4) Re-dissolution / re-dispersion of dried ink 1 μl of an ink sample was placed in a Teflon block (15 mm × 10
mm × 1 mm) and left to dry at room temperature for 24 hours. The sample was further dried at 40 ° C. for 72 hours. next,
The Teflon block carrying the sample was immersed in 20 ml of the original ink composition. One hour later, it was removed using tweezers and inspected. If some of the dried ink remained on the Teflon block, the sample was returned to the original ink composition. 1) immersion, 2) removal, and 3)
The test sequence was repeated at 1 hour intervals for up to 5 hours, or until there was no evidence of sample remaining on the Teflon block.
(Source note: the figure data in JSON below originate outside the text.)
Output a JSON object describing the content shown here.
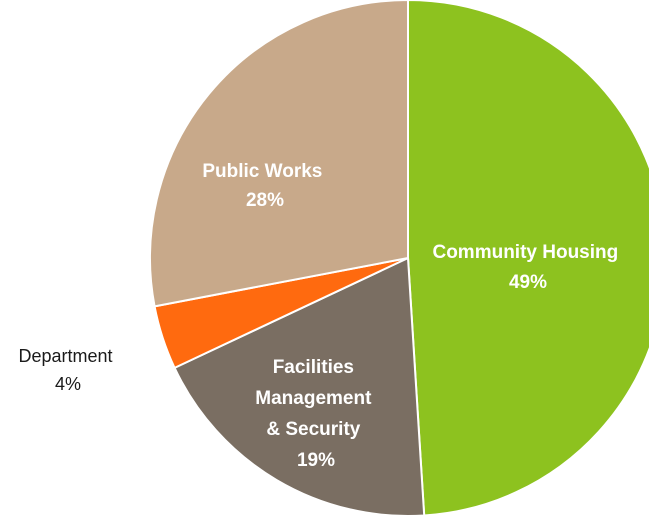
{
  "chart_data": {
    "type": "pie",
    "title": "",
    "slices": [
      {
        "name": "Community Housing",
        "value": 49,
        "label": "49%",
        "color": "#8dc21f"
      },
      {
        "name": "Facilities Management & Security",
        "value": 19,
        "label": "19%",
        "color": "#7a6e62"
      },
      {
        "name": "Department",
        "value": 4,
        "label": "4%",
        "color": "#ff6a0f"
      },
      {
        "name": "Public Works",
        "value": 28,
        "label": "28%",
        "color": "#c8a98a"
      }
    ],
    "start_position": "top",
    "direction": "clockwise",
    "legend": "none"
  }
}
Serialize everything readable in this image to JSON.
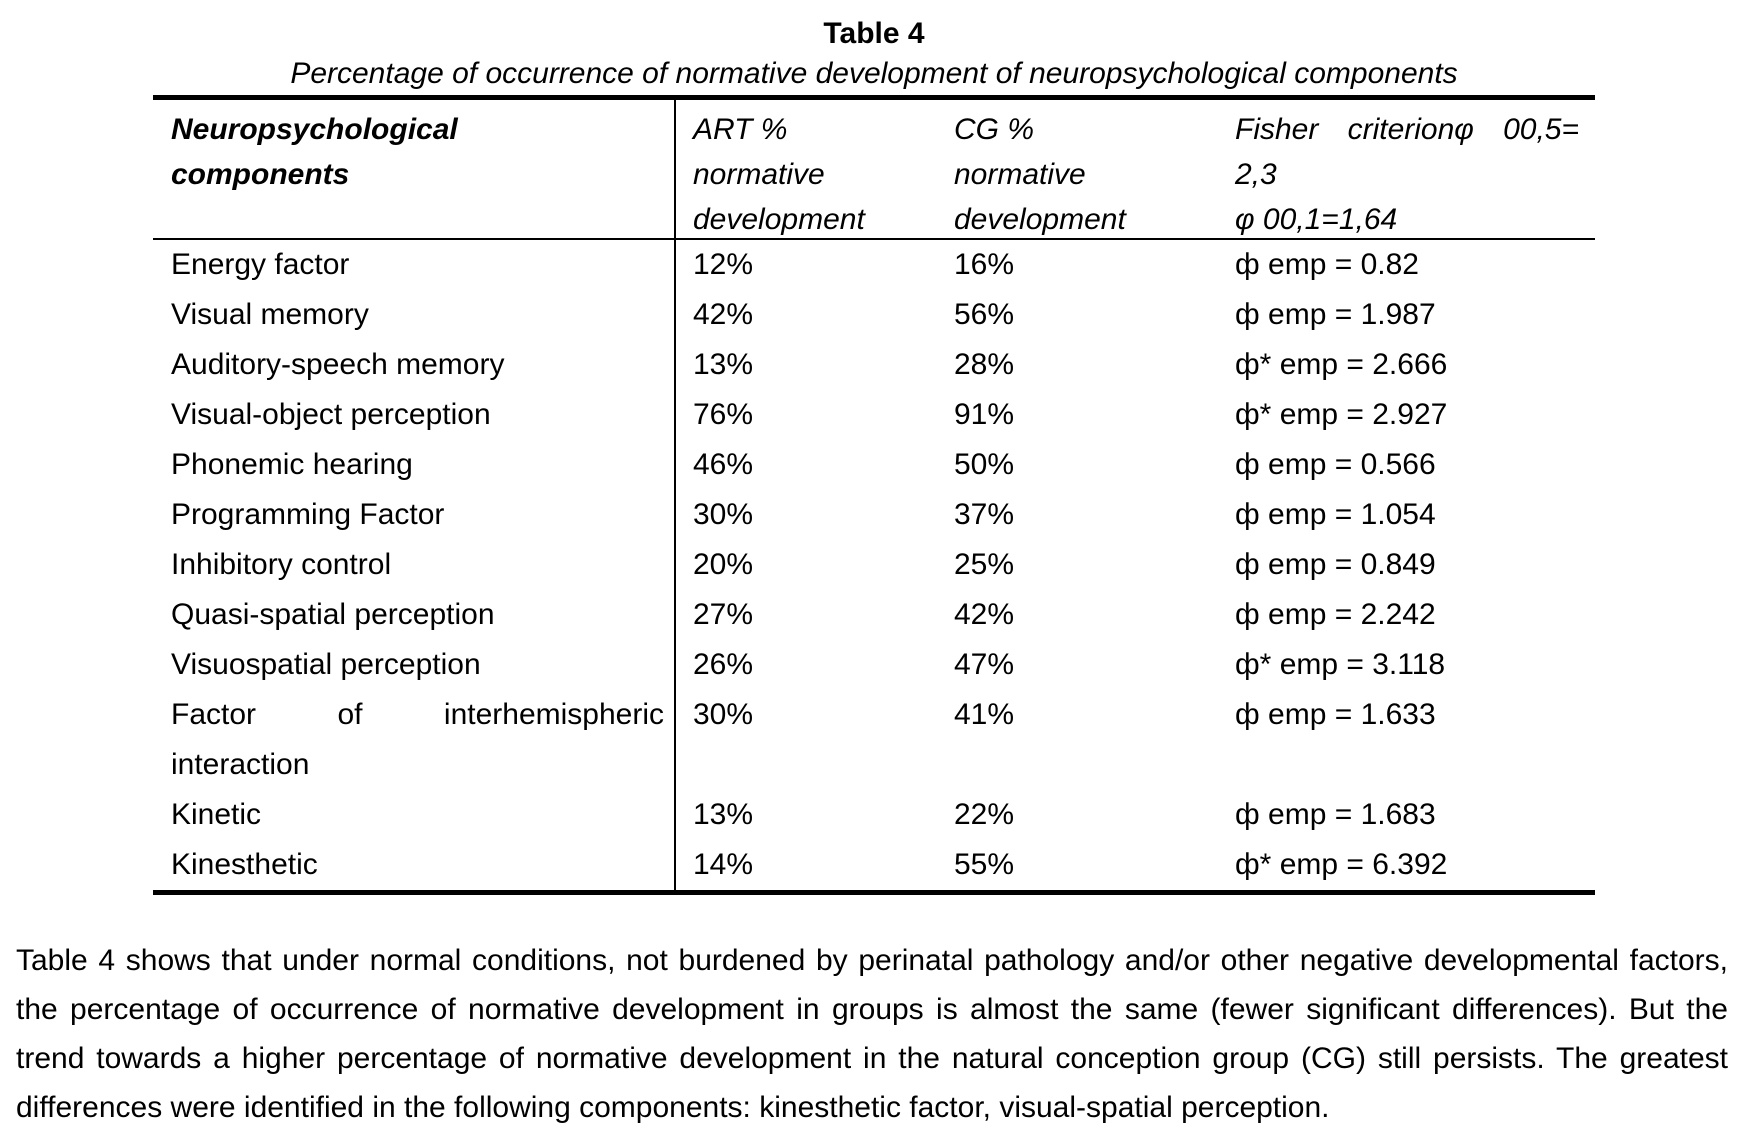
{
  "caption": {
    "label": "Table 4",
    "subtitle": "Percentage of occurrence of normative development of neuropsychological components"
  },
  "table": {
    "header": {
      "col1": {
        "line1": "Neuropsychological",
        "line2": "components"
      },
      "col2": {
        "line1": "ART %",
        "line2": "normative",
        "line3": "development"
      },
      "col3": {
        "line1": "CG %",
        "line2": "normative",
        "line3": "development"
      },
      "col4": {
        "line1_words": [
          "Fisher",
          "criterionφ",
          "00,5="
        ],
        "line2": "2,3",
        "line3": "φ 00,1=1,64"
      }
    },
    "rows": [
      {
        "component": "Energy factor",
        "art": "12%",
        "cg": "16%",
        "fisher": "ф emp = 0.82"
      },
      {
        "component": "Visual memory",
        "art": "42%",
        "cg": "56%",
        "fisher": "ф emp = 1.987"
      },
      {
        "component": "Auditory-speech memory",
        "art": "13%",
        "cg": "28%",
        "fisher": "ф* emp = 2.666"
      },
      {
        "component": "Visual-object perception",
        "art": "76%",
        "cg": "91%",
        "fisher": "ф* emp = 2.927"
      },
      {
        "component": "Phonemic hearing",
        "art": "46%",
        "cg": "50%",
        "fisher": "ф emp = 0.566"
      },
      {
        "component": "Programming Factor",
        "art": "30%",
        "cg": "37%",
        "fisher": "ф emp = 1.054"
      },
      {
        "component": "Inhibitory control",
        "art": "20%",
        "cg": "25%",
        "fisher": "ф emp = 0.849"
      },
      {
        "component": "Quasi-spatial perception",
        "art": "27%",
        "cg": "42%",
        "fisher": "ф emp = 2.242"
      },
      {
        "component": "Visuospatial perception",
        "art": "26%",
        "cg": "47%",
        "fisher": "ф* emp = 3.118"
      },
      {
        "component_words": [
          "Factor",
          "of",
          "interhemispheric"
        ],
        "component_line2": "interaction",
        "art": "30%",
        "cg": "41%",
        "fisher": "ф emp = 1.633"
      },
      {
        "component": "Kinetic",
        "art": "13%",
        "cg": "22%",
        "fisher": "ф emp = 1.683"
      },
      {
        "component": "Kinesthetic",
        "art": "14%",
        "cg": "55%",
        "fisher": "ф* emp = 6.392"
      }
    ]
  },
  "paragraph": "Table 4 shows that under normal conditions, not burdened by perinatal pathology and/or other negative developmental factors, the percentage of occurrence of normative development in groups is almost the same (fewer significant differences). But the trend towards a higher percentage of normative development in the natural conception group (CG) still persists. The greatest differences were identified in the following components: kinesthetic factor, visual-spatial perception.",
  "colors": {
    "text": "#000000",
    "background": "#ffffff",
    "rule": "#000000"
  }
}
Evaluation was performed using the following criteria, that is, 1 hour or less (（), more than 1 hour, 2 hours or less (（), 2 hours or more, 4 hours or less (△), and 4 hours or more (×). .

5) Water Resistance of Recorded Sample The ink composition sample was degassed, and Xerox P and R paper (trade name, Fuji Xerox Co., Ltd.) were used using MJ-700V2C (trade name, manufactured by Seiko Epson Corporation). Characters) and figures were recorded. The recorded sample was left to dry for 24 hours. A drop of water (0.05 ml each drop) was then carefully placed on both the recorded letters and graphics. The moistened sample was dried for 24 hours. The water resistance of the recorded image was evaluated according to the following criteria, ie, the two types of paper showed that the wet sample did not change with respect to both the character and the figure when compared with the non-moist character (（), 2 With the paper type, the wet recording sample did not change with respect to the characters, but showed slight fading and / or bleeding with respect to the solid image with the highest density (）). Indicates that only one type of paper has not changed, but the highest density solid printed figure shows slight fading and / or bleeding on both types of paper (△). Indicates discoloration and / or bleeding (x).
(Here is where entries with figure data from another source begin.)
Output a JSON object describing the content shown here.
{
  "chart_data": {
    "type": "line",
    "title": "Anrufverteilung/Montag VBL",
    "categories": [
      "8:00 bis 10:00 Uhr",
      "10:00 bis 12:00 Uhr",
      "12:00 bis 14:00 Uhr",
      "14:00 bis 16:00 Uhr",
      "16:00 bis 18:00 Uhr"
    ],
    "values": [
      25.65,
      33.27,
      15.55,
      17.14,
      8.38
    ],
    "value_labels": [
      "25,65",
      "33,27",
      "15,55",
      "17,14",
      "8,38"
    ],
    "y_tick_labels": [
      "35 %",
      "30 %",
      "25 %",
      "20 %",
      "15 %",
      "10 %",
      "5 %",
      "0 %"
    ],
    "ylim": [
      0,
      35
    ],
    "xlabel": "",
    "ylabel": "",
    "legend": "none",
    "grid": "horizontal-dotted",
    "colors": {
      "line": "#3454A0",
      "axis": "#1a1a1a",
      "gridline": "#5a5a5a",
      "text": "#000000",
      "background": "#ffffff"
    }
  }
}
The inks of the above Examples and Comparative Examples according to the present invention were evaluated by the above test methods. The result is the first
As shown in the table.

[0061]

[Table 1]

Claims (8)

(57) [Claims] 1. An ink composition in which water, an alkali-soluble resin containing a phenol functional group, a basic dye, and both the alkali-soluble polymer containing a phenol functional group and the basic dye are completely dissolved in the ink composition. An ink composition comprising an amount of an alkali. 2. The ink composition according to claim 1, comprising 0.05 to 3 parts by weight of the basic dye based on the alkali-soluble resin containing the phenol functional group. 3. The ink composition according to claim 1, further comprising a water-soluble monoalkyl ether of an alkylene glycol or a polyalkylene glycol. 4. The ink has a viscosity of 10 cp at 20 ° C.
The ink composition according to any one of claims 1 to 3, which is less than s and is used for inkjet recording. 5. The alkali-soluble resin containing a phenol functional group is in an amount of 1 to 15% by weight, and the amount of the basic dye is 0.2 to 1.2% by weight based on the weight of the alkali-soluble resin having a phenol functional group. The ink composition according to any one of claims 1 to 4, which is a part. 6. Further, diethylene glycol monomethyl ether, diethylene glycol monoethyl ether, diethylene glycol mono-n-butyl ether,
The ink composition according to any one of claims 1 to 5, further comprising a water-soluble monoalkyl ether of an alkylene glycol or a polyalkylene glycol selected from a mixture thereof. 7. The method for producing an ink composition according to claim 1, wherein the alkali-soluble resin containing a phenol functional group and the basic dye are higher than the softening point of the polymer. Mixed at a temperature lower than the decomposition temperature of the dye,
Dissolving the resulting mixture of polymer and dye in water to which an alkali-soluble resin containing a phenolic functional group and an alkali have been completely added to dissolve the basic dye. 8. The method for producing an ink composition according to claim 1, wherein an alkali-soluble resin containing a phenol functional group is dissolved in water in the presence of an alkali, and further comprising a basic dye. Dissolving the compound.